Truth Behind Food Labels

1763

Ugh, grocery stores…amirite?  I HATE going shopping for so many reasons, but who enjoys it really?  I’ll tell you who.  Psychopaths like my good friend who I shall call, “Raymondio.”  Like some freakish, alien-esque creature from the abyss, he actually likes grocery shopping.

But for the rest of us normal people, shopping can be a real drag, man.  And to make things even worse, the food companies and the F.D.A. have created an “X-Files-like” environment for us at the grocery store, meaning that you can “TRUST NO ONE.”

That lack of trust comes from food labels my friends.  In this post I’ll explain what the most common food labels actually mean. Unfortunately if I explained every lie/half-truth this post would be 100 pages so I can’t hit them all…

Let’s get started!

Nutrition Facts Label

We’re all pretty comfortable with these by now right?  Here’s an example of one from a box of mac n’ cheese:

Screen Shot 2016-06-01 at 10.16.21 AM

There are only three things you need to worry about with these labels:

  1.  The serving size folks!!! 

So often we don’t realize that a bottle of juice (for example) is broken up into 2-3 servings sizes on the label, leading us to believe that the whole bottle is only 100 calories and 20 grams of sugar.  When actually, the entire bottle is 16 ounces or more, with the serving size listed at 8 ounces! So the whole bottle is actually 200 calories with 40 grams of sugar.  Cereal is a perfect example of this.  WHO ONLY EATS ONE 8oz CUP OF CEREAL?? Lizard people, that’s who.
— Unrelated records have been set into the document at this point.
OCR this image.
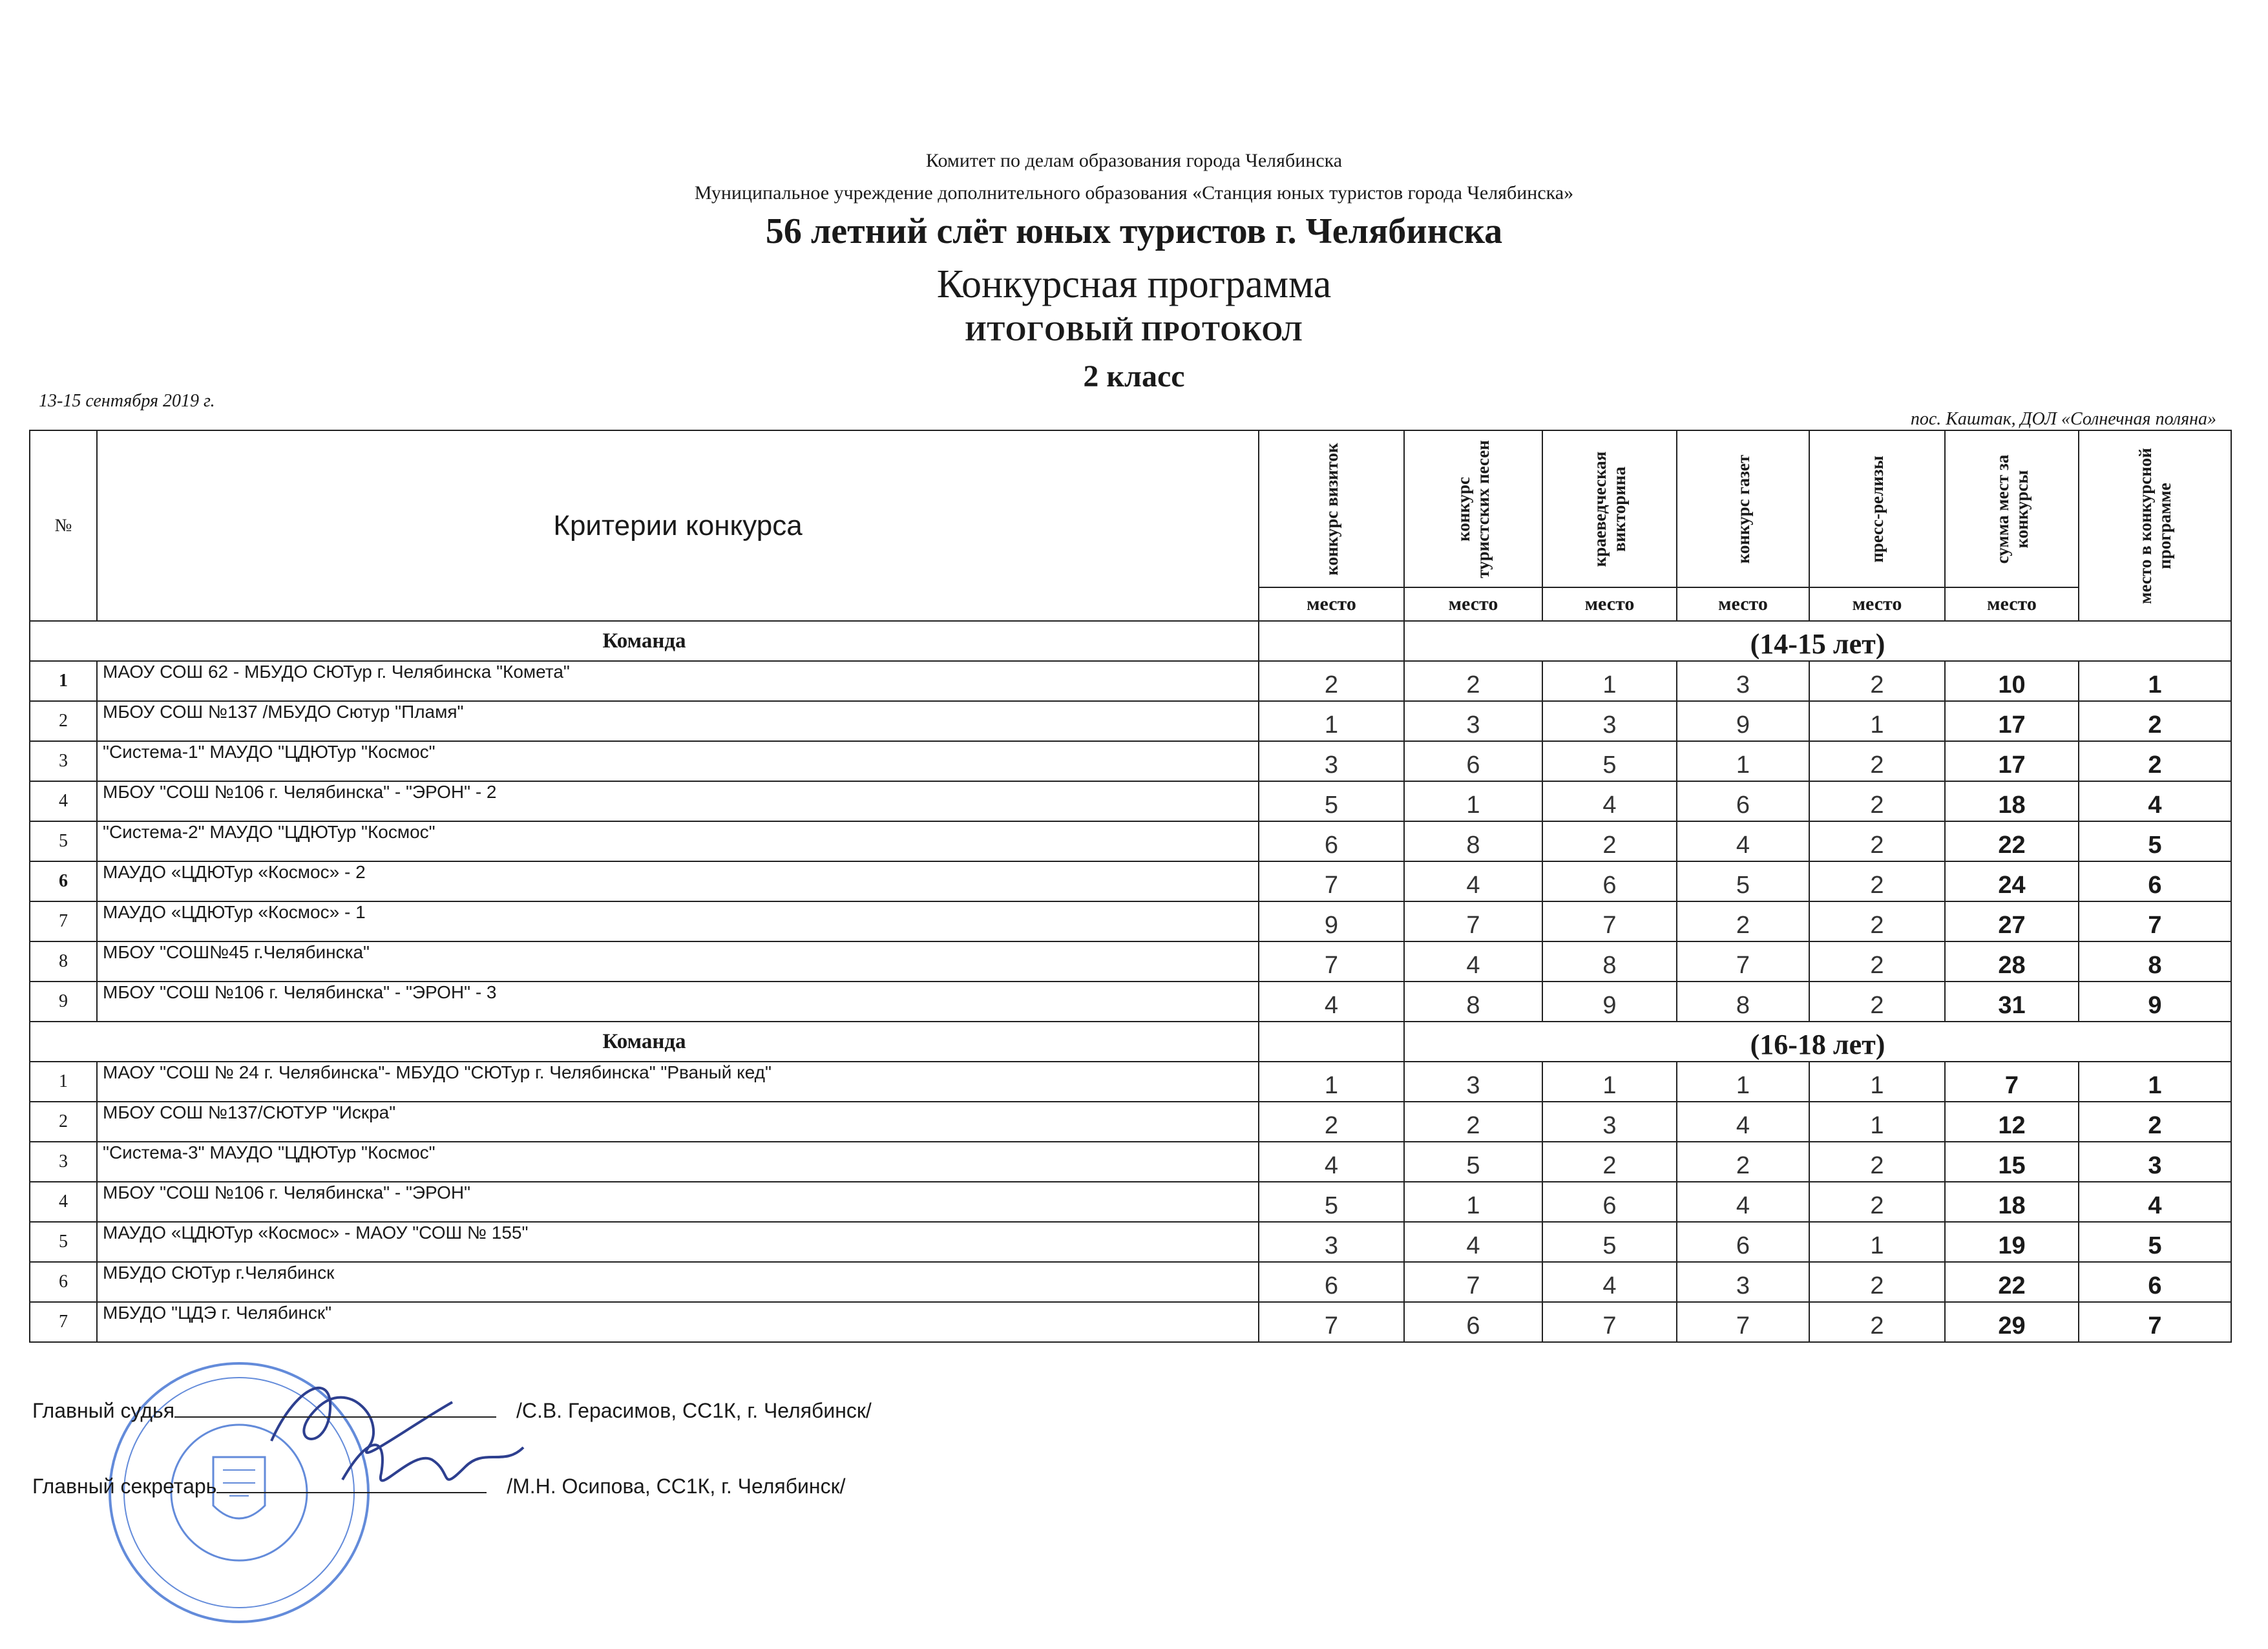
Комитет по делам образования города Челябинска
Муниципальное учреждение дополнительного образования «Станция юных туристов города Челябинска»
56 летний слёт юных туристов г. Челябинска
Конкурсная программа
ИТОГОВЫЙ ПРОТОКОЛ
2 класс
13-15 сентября 2019 г.
пос. Каштак, ДОЛ «Солнечная поляна»
№	Критерии конкурса	конкурс визиток	конкурс туристских песен	краеведческая викторина	конкурс газет	пресс-релизы	сумма мест за конкурсы	место в конкурсной программе

		место	место	место	место	место	место	
Команда			(14-15 лет)					
1	МАОУ СОШ 62 - МБУДО СЮТур г. Челябинска "Комета"	2	2	1	3	2	10	1
2	МБОУ СОШ №137 /МБУДО Сютур "Пламя"	1	3	3	9	1	17	2
3	"Система-1" МАУДО "ЦДЮТур "Космос"	3	6	5	1	2	17	2
4	МБОУ "СОШ №106 г. Челябинска" - "ЭРОН" - 2	5	1	4	6	2	18	4
5	"Система-2" МАУДО "ЦДЮТур "Космос"	6	8	2	4	2	22	5
6	МАУДО «ЦДЮТур «Космос» - 2	7	4	6	5	2	24	6
7	МАУДО «ЦДЮТур «Космос» - 1	9	7	7	2	2	27	7
8	МБОУ "СОШ№45 г.Челябинска"	7	4	8	7	2	28	8
9	МБОУ "СОШ №106 г. Челябинска" - "ЭРОН" - 3	4	8	9	8	2	31	9
Команда			(16-18 лет)					
1	МАОУ "СОШ № 24 г. Челябинска"- МБУДО "СЮТур г. Челябинска" "Рваный кед"	1	3	1	1	1	7	1
2	МБОУ СОШ №137/СЮТУР "Искра"	2	2	3	4	1	12	2
3	"Система-3" МАУДО "ЦДЮТур "Космос"	4	5	2	2	2	15	3
4	МБОУ "СОШ №106 г. Челябинска" - "ЭРОН"	5	1	6	4	2	18	4
5	МАУДО «ЦДЮТур «Космос» - МАОУ "СОШ № 155"	3	4	5	6	1	19	5
6	МБУДО СЮТур г.Челябинск	6	7	4	3	2	22	6
7	МБУДО "ЦДЭ г. Челябинск"	7	6	7	7	2	29	7
Главный судья	/С.В. Герасимов, СС1К, г. Челябинск/
Главный секретарь	/М.Н. Осипова, СС1К, г. Челябинск/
2.  The nutritional information provided is usually based on a diet of 2,000 calories.

So if you’re eating a diet of less/more than 2,000 calories, the information provided in regards to Percent of Daily Values, i.e. Vitamin C, Fat, Sodium, etc. will be different for you.  Good luck calculating that.

3.  It’s estimated that calorie counts can be up to 50% inaccurate.
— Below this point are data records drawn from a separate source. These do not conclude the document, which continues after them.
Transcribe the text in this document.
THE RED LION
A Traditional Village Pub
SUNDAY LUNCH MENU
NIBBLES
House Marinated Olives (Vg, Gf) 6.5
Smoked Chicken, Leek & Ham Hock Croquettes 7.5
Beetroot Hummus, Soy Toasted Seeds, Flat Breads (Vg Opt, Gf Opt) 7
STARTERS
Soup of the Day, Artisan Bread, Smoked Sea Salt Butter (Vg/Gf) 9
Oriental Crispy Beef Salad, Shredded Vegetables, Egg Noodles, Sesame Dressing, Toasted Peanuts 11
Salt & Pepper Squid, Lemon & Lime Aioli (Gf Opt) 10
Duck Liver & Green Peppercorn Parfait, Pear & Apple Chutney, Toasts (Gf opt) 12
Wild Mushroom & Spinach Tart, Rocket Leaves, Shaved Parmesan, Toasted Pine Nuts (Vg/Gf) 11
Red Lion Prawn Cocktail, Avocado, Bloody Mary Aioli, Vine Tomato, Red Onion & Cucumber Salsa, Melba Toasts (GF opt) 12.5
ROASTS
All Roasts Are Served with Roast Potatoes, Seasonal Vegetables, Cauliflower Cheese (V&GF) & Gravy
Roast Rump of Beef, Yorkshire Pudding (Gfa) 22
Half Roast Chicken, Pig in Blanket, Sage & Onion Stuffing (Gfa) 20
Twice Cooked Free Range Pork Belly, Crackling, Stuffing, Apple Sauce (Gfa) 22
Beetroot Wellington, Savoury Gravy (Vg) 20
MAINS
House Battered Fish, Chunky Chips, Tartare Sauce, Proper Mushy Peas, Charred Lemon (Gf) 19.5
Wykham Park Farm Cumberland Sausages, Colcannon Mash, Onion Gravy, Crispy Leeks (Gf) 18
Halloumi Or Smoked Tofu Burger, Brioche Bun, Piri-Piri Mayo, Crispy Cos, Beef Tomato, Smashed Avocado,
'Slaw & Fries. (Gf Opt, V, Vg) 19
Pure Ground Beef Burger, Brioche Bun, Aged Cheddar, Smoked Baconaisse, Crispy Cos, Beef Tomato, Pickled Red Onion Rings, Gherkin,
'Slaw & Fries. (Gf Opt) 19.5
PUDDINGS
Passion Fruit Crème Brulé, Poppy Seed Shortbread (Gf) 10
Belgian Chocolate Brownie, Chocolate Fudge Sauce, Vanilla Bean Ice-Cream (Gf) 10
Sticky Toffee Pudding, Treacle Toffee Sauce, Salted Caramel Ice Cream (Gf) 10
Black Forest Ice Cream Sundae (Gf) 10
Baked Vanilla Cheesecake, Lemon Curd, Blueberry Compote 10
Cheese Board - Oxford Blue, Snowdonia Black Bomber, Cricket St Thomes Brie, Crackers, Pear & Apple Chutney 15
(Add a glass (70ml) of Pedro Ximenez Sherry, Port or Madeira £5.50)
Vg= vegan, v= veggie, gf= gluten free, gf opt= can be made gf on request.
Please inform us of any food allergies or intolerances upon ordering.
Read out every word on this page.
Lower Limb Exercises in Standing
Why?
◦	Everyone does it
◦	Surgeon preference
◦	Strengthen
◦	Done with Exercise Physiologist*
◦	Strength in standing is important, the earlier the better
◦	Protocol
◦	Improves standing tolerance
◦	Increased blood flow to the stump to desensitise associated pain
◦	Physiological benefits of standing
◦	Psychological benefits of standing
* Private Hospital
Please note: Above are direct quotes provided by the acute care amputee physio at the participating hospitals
It’s expensive and time-consuming for companies to get accurate calorie counts, so a lot of them choose to use the U.S.D.A.’s published nutritional data for thousands of foods instead. Unfortunately recent studies have revealed that information to be inaccurate and outdated.  For instance, a study found that the estimated calorie count for almonds was off by about 32%.

That may not seem like much to most people, but to starving, obsessive-calorie-counters that’s a HUGE difference.

Ingredient List

Ingredients must be listed in descending order based on weight, meaning that the first ingredients listed will make up most of the product.  The popular cereal Trix can show us a good example of how companies try to draw your attention away from this fact:

http://1.bp.blogspot.com/-7uHJI--_B-k/UE4iu01AVrI/AAAAAAAAAQI/z6u5qLg64p0/s1600/Trix.jpg

LOOK OVER HERE FOLKS!  Our first ingredient is WHOLE GRAIN!  Good for the kids!
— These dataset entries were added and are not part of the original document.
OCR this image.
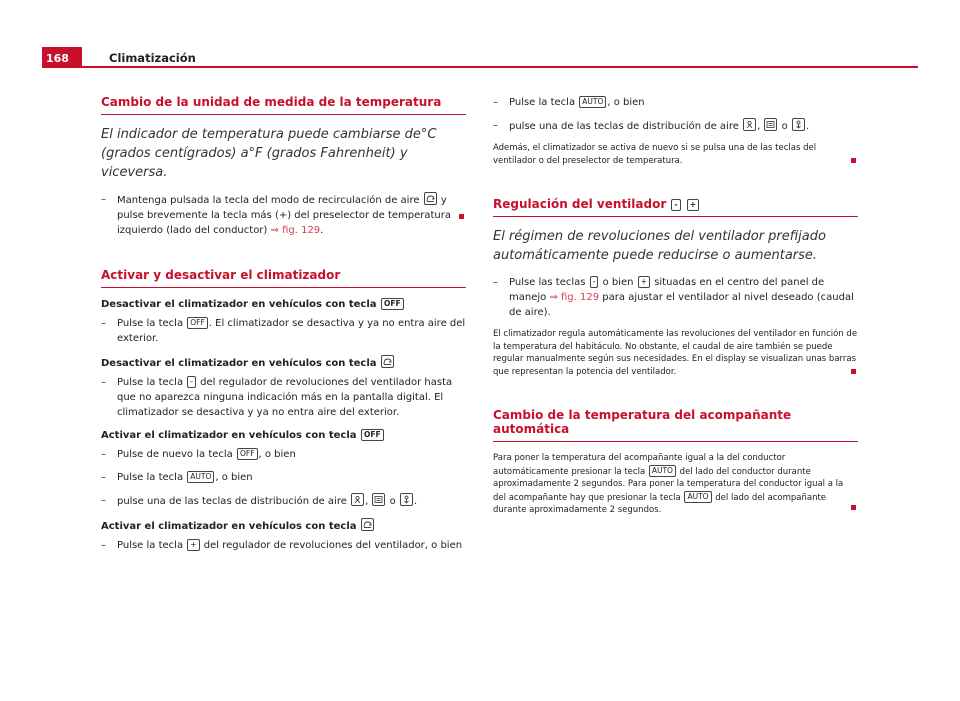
168	Climatización
Cambio de la unidad de medida de la temperatura
El indicador de temperatura puede cambiarse de°C (grados centígrados) a°F (grados Fahrenheit) y viceversa.
– Mantenga pulsada la tecla del modo de recirculación de aire y pulse brevemente la tecla más (+) del preselector de temperatura izquierdo (lado del conductor) ⇒ fig. 129.
Activar y desactivar el climatizador
Desactivar el climatizador en vehículos con tecla OFF
– Pulse la tecla OFF . El climatizador se desactiva y ya no entra aire del exterior.
Desactivar el climatizador en vehículos con tecla
– Pulse la tecla - del regulador de revoluciones del ventilador hasta que no aparezca ninguna indicación más en la pantalla digital. El climatizador se desactiva y ya no entra aire del exterior.
Activar el climatizador en vehículos con tecla OFF
– Pulse de nuevo la tecla OFF , o bien
– Pulse la tecla AUTO , o bien
– pulse una de las teclas de distribución de aire , o .
Activar el climatizador en vehículos con tecla
– Pulse la tecla + del regulador de revoluciones del ventilador, o bien
– Pulse la tecla AUTO , o bien
– pulse una de las teclas de distribución de aire , o .
Además, el climatizador se activa de nuevo si se pulsa una de las teclas del ventilador o del preselector de temperatura.
Regulación del ventilador - +
El régimen de revoluciones del ventilador prefijado automáticamente puede reducirse o aumentarse.
– Pulse las teclas - o bien + situadas en el centro del panel de manejo ⇒ fig. 129 para ajustar el ventilador al nivel deseado (caudal de aire).
El climatizador regula automáticamente las revoluciones del ventilador en función de la temperatura del habitáculo. No obstante, el caudal de aire también se puede regular manualmente según sus necesidades. En el display se visualizan unas barras que representan la potencia del ventilador.
Cambio de la temperatura del acompañante automática
Para poner la temperatura del acompañante igual a la del conductor automáticamente presionar la tecla AUTO del lado del conductor durante aproximadamente 2 segundos. Para poner la temperatura del conductor igual a la del acompañante hay que presionar la tecla AUTO del lado del acompañante durante aproximadamente 2 segundos.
But if you look at the ingredients label, you’ll find that the “whole grain” is actually just corn, with the second ingredient being sugar.  So the majority of this “healthy whole grain cereal” is made up of sugary corn-goo, with corn syrup (more sugary corn goo) and canola oil following closely behind.  Awesome.

But that’s what you get for eating Trix and thinking it’s healthy!!!

Another good example is Activia “healthy” yogurt:

Courtesy of activia.us.com
Courtesy of activia.us.com

Notice that HALF of the first four ingredients are sugar (FYI: anything with -ose at the end is usually a sugar, i.e. fructose, sucrose, lactose), which is great because the first ingredient (milk) naturally already has sugar in it.  Yay for healthy yogurt!

Also side-note, why the freak do they need to add water to yogurt??  It’s already a liquid!

Health Claims

Back in the day, when the F.D.A. actually kind of gave a crud about what food companies were telling us, health claims on food products were required to be backed with strong scientific evidence.  However, now-a-days, the F.D.A. allows what are called, “structure-function claims.”  These claims mimic the structure of a health claim, but require only notification to the F.D.A. and no prior approval before being released.

http://nakedfoodmagazine.com
http://nakedfoodmagazine.com

The difference between a health claim (backed by science and approved by the F.D.A.) and a structure-function claim (possibly not backed by science or approved by the F.D.A.) is very subtle:

  1.  Lowers Cholesterol (health claim)
  2.  Helps maintain normal cholesterol levels (structure-function claim)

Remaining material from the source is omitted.